Across the globe, learning and development (L&D) leaders often share a familiar frustration: “We would do more if we had the budget.”

In 2025, financial constraints are real, yet they are rarely the true reason why learning initiatives fail to achieve impact.

The latest report, based on more than 500 interviews worldwide, reveals that the most persistent blockers to build learning initiatives are not financial at all.

Instead, the real barriers are buried deeper: entrenched mindsets, organizational culture and a lack of leadership engagement, to name three. Recognizing these factors is essential if L&D professionals are to shift from dealing with cost issues to addressing the strategic and cultural foundations of learning success.

What Clients Say Versus What They Mean

The survey data confirms that budget limitations are still the most cited challenge. This is certainly valid. However, behind the cries about budget constraints lie a set of deeper issues:

  • Managers see training as optional rather than essential.
  • Senior leaders delegate responsibility for L&D to human resources (HR) without direct personal involvement.
  • Learners lack motivation, leading to dropouts — especially in hybrid or online formats.

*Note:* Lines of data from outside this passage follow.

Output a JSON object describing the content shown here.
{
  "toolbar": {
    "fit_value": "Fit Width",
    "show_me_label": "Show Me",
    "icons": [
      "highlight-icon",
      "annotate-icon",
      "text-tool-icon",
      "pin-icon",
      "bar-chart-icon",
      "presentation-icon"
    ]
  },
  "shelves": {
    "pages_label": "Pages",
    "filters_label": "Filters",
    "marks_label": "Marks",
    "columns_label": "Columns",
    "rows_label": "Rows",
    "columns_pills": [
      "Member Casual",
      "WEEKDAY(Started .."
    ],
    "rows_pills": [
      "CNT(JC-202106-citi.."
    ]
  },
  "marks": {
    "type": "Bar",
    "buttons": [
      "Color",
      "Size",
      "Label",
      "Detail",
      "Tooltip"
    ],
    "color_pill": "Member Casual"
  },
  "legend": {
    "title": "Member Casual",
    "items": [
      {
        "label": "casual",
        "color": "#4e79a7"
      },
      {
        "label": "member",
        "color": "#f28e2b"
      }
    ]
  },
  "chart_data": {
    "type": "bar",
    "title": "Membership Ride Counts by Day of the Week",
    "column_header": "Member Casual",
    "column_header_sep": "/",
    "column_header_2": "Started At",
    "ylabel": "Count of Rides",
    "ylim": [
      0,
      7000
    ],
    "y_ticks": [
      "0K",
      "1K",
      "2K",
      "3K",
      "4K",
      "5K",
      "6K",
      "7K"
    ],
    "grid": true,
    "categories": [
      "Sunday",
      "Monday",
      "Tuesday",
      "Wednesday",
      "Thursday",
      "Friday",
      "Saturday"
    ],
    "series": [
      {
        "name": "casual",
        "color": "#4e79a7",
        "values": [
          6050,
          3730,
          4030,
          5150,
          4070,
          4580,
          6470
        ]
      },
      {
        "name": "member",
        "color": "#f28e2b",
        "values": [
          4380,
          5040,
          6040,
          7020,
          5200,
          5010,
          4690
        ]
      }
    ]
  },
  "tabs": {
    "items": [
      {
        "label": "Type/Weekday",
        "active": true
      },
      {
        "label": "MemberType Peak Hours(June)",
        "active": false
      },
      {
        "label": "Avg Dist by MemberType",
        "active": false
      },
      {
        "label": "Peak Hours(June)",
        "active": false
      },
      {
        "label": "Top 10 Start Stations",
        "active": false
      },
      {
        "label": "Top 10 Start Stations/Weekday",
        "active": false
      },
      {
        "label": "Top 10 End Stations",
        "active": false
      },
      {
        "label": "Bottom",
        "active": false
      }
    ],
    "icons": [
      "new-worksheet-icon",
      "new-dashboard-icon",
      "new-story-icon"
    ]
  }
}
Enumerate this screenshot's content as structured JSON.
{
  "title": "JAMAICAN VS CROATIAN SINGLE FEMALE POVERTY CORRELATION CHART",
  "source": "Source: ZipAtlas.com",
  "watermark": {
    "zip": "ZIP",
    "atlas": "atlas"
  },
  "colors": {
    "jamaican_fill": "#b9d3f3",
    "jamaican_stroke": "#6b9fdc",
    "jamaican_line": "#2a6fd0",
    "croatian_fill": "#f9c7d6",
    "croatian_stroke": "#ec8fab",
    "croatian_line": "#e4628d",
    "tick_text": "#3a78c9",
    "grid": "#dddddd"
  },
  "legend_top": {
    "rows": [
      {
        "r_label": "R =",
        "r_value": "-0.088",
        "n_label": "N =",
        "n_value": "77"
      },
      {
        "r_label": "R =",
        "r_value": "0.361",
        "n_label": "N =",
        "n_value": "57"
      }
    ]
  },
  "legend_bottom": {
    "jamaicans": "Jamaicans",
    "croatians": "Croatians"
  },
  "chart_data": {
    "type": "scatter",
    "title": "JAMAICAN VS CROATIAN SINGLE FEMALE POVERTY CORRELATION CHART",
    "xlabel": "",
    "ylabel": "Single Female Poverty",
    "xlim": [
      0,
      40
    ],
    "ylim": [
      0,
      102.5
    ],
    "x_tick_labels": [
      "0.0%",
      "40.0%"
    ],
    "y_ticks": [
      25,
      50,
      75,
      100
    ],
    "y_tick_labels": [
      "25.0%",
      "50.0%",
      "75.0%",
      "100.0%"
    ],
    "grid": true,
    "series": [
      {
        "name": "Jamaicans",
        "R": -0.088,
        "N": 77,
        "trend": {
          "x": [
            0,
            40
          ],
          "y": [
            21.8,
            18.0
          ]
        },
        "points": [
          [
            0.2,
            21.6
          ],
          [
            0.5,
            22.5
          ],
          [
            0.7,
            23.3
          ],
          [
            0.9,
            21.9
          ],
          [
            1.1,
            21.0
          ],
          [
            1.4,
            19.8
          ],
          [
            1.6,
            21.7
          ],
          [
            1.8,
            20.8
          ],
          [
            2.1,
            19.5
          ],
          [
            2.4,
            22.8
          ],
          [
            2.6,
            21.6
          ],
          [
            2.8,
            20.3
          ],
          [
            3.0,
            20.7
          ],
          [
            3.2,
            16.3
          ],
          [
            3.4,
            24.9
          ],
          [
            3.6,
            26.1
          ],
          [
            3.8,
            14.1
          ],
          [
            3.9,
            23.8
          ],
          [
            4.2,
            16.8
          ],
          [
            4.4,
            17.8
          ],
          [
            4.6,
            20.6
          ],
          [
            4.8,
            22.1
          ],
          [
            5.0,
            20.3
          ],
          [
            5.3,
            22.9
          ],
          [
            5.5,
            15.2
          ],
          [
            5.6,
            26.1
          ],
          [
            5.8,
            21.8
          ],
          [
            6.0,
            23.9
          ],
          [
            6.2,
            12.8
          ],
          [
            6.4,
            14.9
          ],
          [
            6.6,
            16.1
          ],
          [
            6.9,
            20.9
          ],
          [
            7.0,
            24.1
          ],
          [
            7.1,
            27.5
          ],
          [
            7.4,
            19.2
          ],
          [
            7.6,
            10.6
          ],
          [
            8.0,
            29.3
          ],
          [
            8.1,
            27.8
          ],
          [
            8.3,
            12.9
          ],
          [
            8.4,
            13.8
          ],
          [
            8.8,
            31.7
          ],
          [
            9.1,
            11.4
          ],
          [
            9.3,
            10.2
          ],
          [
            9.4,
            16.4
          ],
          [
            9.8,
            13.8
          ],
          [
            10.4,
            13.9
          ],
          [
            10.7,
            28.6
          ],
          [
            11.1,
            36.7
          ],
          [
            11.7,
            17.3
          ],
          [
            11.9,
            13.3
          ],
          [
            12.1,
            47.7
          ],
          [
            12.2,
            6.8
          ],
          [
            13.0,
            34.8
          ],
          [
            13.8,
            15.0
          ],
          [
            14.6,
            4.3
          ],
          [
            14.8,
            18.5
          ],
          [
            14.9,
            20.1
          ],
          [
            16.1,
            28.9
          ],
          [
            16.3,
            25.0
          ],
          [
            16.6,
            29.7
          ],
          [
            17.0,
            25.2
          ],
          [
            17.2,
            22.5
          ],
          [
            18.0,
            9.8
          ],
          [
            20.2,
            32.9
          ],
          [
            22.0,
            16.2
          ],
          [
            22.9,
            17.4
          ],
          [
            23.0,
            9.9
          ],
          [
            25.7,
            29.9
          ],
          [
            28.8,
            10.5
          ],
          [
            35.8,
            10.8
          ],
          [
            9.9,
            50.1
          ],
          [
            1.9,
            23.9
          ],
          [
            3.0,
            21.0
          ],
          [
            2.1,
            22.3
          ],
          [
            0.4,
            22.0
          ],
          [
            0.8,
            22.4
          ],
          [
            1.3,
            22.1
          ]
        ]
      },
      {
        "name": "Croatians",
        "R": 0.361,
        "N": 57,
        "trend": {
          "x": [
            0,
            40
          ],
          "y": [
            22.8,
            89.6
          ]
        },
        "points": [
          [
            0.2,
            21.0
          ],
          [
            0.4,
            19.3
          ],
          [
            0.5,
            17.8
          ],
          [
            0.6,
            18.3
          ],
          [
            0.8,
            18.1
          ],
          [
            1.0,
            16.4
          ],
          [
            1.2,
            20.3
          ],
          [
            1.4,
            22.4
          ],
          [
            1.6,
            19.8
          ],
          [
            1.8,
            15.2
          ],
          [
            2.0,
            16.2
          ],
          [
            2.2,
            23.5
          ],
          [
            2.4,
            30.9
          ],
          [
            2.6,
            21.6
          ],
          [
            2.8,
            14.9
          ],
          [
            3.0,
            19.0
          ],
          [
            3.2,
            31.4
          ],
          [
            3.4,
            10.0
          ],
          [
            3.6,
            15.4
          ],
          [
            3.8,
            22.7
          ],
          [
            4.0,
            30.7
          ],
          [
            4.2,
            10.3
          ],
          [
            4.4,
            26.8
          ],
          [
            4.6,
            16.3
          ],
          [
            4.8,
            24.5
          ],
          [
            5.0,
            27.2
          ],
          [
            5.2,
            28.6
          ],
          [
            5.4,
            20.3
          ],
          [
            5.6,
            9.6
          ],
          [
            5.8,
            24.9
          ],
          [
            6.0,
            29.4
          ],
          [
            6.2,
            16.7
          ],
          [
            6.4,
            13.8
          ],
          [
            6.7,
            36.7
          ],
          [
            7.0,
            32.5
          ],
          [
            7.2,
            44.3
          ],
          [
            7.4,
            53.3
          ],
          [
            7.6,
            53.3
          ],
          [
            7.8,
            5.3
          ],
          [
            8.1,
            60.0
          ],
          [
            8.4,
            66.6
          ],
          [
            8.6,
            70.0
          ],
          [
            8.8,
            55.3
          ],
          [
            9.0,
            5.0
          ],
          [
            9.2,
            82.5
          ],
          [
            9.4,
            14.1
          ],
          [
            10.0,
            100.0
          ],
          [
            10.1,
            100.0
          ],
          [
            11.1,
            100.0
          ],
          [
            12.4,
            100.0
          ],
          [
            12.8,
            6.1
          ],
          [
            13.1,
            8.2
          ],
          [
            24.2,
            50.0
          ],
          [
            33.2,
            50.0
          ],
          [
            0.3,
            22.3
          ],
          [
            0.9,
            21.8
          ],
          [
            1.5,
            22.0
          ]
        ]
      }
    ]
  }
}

In practice, complaints over budget often indicate a lack of perceived value. Clients will often say things like: “We cannot convince internal stakeholders,” or “Learning is not seen as strategic.” This disconnect is a critical insight for L&D leaders seeking to secure resources and impact.

The Real Blockers to Creating an Effective Learning Culture

  1. Mindset gaps

    In many companies, belief in the strategic value of learning is low. Training is sometimes viewed as a reward, a compliance necessity or a “nice-to-have” benefit rather than a driver of performance and transformation.Younger generations may be more open to development but often seek immediate, tangible results rather than wanting to invest their time in long-term growth.

  2. Cultural resistance to change

    According to our research, resistance is particularly pronounced in markets such as Italy, Brazil and China, where generational divides and traditional hierarchies can limit engagement.

  • In Brazil, the success of training often depends on building strong emotional connections and trust.
  • In Italy, motivating hybrid teams and senior employees remains a challenge, especially when digital adoption is involved.
  • In China, a strong focus on short-term productivity can overshadow the development of soft skills and broader leadership capabilities.
  1. Missing leadership engagement

    Leadership buy-in is too often passive, amounting to sign-off rather than dedicated sponsorship. Without leaders modelling a learning mindset, employee participation and follow-through suffer.

Mid-level managers may deprioritize learning altogether, reinforcing the perception that it is an add-on to what they perceive as “real work.” As one client put it: “We need our leaders to lead learning, not just approve it.”

Sector Snapshots: Where It Hurts Most

The impact of these cultural and leadership gaps varies by industry:

  • Retail, fast-moving consumer goods (FMCG), and B2C services: High turnover, dispersed teams and weak learning cultures make it difficult to achieve a return on training investment.
  • Public sector: Bureaucracy and compliance needs overshadow cultural engagement, limiting the scope for innovation.
  • Industry, electronics and automotive: These sectors face urgent upskilling needs due to rapid technological change, yet progress is slowed by internal silos and limited leadership advocacy.

Practical Steps Forward for L&D Leaders

The shift from budget-focused conversations to culture-focused strategies requires deliberate action. Based on our research findings, three priorities stand out:

  1. Build internal advocacy

  • Identify learning champions at multiple organizational levels, not just in HR.
  • Encourage leaders to share their own learning experiences publicly.
  • Run internal campaigns that explicitly link learning to measurable business performance.
  1. Make learning relevant to business

  • Tie every initiative to a clearly articulated business goal, key performance indicator (KPI) or pain point.
  • Use data — such as self-assessments or performance metrics — to make the case for investment.
  • Design programs that address both organizational priorities and learner aspirations.
  1. Invest in culture, not just content

  • Start with a diagnostic. Assess the current state of the learning culture before designing interventions.
  • Involve leaders as participants, facilitators and visible sponsors.
  • Integrate reinforcement and follow-up into every program to ensure behavior change and application on the job.

The Cultural Imperative

For L&D leaders everywhere, these insights carry weight. In particular, need to adopt an agile approach to cultural differences. What works in a Northern European market with a high learning culture maturity, for example, may fall flat in Southern Europe without adaptation to local management styles and learner expectations.

Furthermore, HR and L&D teams are often under pressure to balance global strategies with local relevance. This challenge can only be met by securing leadership buy-in and embedding learning into the organizational DNA.

Beyond the L&D Budget Conversation

Budget constraints will not disappear. However, the more urgent challenge for L&D leaders is building belief, engagement and ownership of learning at every level of the organization. When employees, and especially leaders, see learning as integral to business performance, resources are more likely to follow.

The role of the L&D leader in 2025 is not simply to purchase or deliver training, but to act as a culture shaper and strategic partner. The ultimate truth is simple: If your people do not believe in learning, no budget will ever be enough.